The problem may lie elsewhere. A beta printout of zero could be explained by e.g. alpha being zero, and you haven’t shown the value of alpha. A rho printout of zero could be explained based on the actual vectors you pass to the dot product, which you haven’t shown. They might also be “zero” because of the limited range that you have specified for your printf statement. I’m not suggesting those are the actual issues, so simply saying “alpha is not zero” for example won’t be enough for others to help you. I also agree that a complete example is needed.
A few other comments:
The only way your code could make sense is if either rho is a managed variable, or rho is a host variable and the cublas pointer mode is host which is the default.
At least in the case of rho being a host variable, the cudaStreamSynchronize() should not be necessary at all. This is because there is an implicit synchronization for cublasDdot when the result is returned to a host variable (i.e. when the pointer mode is host).
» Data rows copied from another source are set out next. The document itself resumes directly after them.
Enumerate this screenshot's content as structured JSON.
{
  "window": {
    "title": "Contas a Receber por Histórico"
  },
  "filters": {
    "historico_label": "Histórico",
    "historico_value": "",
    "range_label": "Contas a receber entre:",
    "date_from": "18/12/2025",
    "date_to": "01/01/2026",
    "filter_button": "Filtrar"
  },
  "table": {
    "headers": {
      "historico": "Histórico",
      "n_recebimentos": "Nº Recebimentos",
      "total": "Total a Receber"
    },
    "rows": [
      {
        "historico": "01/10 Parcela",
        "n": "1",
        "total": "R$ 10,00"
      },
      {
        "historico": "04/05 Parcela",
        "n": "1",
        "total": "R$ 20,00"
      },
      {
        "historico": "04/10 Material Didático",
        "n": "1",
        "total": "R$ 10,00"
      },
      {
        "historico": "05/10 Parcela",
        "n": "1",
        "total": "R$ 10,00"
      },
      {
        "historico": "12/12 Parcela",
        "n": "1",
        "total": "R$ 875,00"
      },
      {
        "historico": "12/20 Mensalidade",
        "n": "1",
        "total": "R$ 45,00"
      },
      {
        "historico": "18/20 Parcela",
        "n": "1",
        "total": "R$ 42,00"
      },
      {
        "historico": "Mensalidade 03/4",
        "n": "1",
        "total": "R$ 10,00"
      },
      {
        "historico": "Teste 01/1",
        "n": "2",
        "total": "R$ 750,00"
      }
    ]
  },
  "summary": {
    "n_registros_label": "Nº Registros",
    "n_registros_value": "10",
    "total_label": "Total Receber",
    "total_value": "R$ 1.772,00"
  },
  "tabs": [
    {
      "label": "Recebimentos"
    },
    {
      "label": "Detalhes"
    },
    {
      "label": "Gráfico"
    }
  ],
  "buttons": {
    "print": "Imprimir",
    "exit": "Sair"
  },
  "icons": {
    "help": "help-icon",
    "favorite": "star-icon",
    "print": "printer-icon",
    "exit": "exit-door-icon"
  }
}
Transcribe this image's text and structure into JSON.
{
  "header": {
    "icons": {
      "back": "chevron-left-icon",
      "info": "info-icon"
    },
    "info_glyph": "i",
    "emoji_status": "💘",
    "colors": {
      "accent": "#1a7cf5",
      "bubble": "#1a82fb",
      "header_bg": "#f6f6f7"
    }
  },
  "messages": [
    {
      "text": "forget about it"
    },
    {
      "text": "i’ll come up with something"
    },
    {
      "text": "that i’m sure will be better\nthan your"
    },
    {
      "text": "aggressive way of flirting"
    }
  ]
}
There is nothing wrong with the dot product calculation. First, if you uncomment the cudaDeviceSynchronize() that you have in your code, it doesn’t change the result. So clearly your original theory:
is not correct.
Next, if you copy the r0 and r vectors back to the host, and do a dot-product on them in host code, you will observe that the result is 0.000000000079987. So that explains why your print-out of rho on the second iteration appears to be zero (you are only printing 6 digits). You’ll need to debug backwards to find out why the dot product of those two vectors is approximately zero. The issue is not with the Ddot calculation, nor is it with the behavior of cudaStreamSynchronzie(). The actual calculation at that point, on the actual supplied vectors, is approximately zero.
Since you already have a CPU and GPU realization, debug could proceed by printout of the results of each calculation as well as its inputs, at each step, in both host and device versions. Sure, its tedious. Debug often is. That should quickly identify the point at which the CPU and GPU calculation diverge, and focus your attention.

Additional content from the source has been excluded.